Tepung Bergizi Tinggi yang Belum Dilirik Pelaku Usaha

Jalejo

 

Dunia tepung-tepungan kini bertambah satu lagi, dengan hadirnya jalejo. Sayang, tepung yang bernilai gizi sangat tinggi dan berharga jual relatif mahal ini, belum diproduksi secara masal. Karena, terbentur masalah dana

 

e-preneur.co. Anda tentu sudah mengenal tepung tapioka (berbahan dasar singkong), tepung maizena (jagung), tepung terigu (gandum), tepung beras, tepung sagu, tepung ketan, dan sebagainya. Tapi, bagaimana dengan tepung jalejo?

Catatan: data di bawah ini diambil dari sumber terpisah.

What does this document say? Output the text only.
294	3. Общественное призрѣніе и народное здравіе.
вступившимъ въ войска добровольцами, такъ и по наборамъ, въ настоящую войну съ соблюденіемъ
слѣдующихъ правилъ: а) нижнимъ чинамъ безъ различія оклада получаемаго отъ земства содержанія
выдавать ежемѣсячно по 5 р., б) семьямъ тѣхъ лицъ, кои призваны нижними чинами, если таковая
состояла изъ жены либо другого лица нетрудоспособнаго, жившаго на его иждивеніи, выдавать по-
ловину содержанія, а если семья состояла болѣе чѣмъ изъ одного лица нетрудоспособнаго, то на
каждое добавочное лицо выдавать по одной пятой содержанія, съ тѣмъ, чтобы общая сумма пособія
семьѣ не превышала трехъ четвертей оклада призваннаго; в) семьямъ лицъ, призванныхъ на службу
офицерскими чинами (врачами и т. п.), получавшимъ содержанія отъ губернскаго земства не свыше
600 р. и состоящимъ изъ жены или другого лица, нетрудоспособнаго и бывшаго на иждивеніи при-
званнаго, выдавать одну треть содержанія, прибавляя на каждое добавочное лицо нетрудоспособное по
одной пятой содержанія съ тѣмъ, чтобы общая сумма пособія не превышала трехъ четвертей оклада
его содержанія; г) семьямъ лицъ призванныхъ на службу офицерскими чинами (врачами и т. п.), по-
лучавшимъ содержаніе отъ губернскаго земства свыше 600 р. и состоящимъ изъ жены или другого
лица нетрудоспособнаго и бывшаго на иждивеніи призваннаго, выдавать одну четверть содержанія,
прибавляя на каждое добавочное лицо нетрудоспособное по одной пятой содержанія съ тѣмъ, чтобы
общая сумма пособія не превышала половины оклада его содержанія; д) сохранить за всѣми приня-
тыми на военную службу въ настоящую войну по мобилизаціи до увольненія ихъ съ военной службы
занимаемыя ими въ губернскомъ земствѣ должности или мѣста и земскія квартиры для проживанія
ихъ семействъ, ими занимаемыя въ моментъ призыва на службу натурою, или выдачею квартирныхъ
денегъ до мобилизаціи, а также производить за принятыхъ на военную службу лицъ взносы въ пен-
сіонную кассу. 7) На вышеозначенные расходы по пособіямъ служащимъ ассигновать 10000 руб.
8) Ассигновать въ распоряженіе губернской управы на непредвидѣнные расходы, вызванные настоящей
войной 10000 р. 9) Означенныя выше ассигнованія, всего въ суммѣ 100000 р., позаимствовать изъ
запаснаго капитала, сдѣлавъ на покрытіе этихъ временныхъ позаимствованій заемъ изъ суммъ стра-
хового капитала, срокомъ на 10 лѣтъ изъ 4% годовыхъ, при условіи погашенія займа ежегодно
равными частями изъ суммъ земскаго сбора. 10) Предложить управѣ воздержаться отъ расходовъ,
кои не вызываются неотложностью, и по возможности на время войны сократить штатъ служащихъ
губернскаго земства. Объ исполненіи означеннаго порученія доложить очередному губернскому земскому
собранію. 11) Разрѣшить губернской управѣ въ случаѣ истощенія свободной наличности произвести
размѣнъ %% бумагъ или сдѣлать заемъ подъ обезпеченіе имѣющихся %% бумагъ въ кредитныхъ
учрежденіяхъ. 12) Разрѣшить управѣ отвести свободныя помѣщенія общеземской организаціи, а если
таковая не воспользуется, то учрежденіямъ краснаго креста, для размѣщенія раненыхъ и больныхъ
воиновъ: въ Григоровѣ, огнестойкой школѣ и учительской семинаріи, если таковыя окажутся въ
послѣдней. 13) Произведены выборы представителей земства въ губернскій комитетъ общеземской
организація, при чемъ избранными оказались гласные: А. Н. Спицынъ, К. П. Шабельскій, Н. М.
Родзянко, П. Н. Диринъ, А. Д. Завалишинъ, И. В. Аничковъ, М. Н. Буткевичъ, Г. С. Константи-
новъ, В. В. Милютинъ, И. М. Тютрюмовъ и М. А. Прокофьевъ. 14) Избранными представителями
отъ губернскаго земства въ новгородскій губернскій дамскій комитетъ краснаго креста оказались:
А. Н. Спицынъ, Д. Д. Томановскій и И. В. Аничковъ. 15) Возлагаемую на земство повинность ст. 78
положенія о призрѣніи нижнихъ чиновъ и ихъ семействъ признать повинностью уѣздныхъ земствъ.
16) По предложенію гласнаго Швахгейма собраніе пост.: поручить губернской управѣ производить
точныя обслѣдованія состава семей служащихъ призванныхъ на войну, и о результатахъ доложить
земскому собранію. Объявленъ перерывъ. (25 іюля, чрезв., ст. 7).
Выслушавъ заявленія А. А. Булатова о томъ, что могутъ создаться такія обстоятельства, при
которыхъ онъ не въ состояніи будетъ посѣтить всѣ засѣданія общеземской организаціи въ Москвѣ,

Mungkin, sebagian besar dari Anda mendengarnya pun baru sekarang. Padahal, tepung yang terbuat dari campuran tepung jagung, tepung kedelai, dan tepung kacang hijau dengan komposisi 2:1:1 ini, sudah ditemukan sejak tahun 2007 oleh Dinas Kelautan dan Pertanian DKI Jakarta.

Setahun kemudian, pihak dinas mengembangkan tepung ini dan melakukan outsource dengan para pakar gizi dari Institut Pertanian Bogor, guna mengetahui kandungan gizinya. Bukan cuma itu, pihak dinas juga menjalin kerja sama dengan pakar tataboga, Deddy Rustandi, untuk mengetahui dapat diolah menjadi apa sajakah tepung ini.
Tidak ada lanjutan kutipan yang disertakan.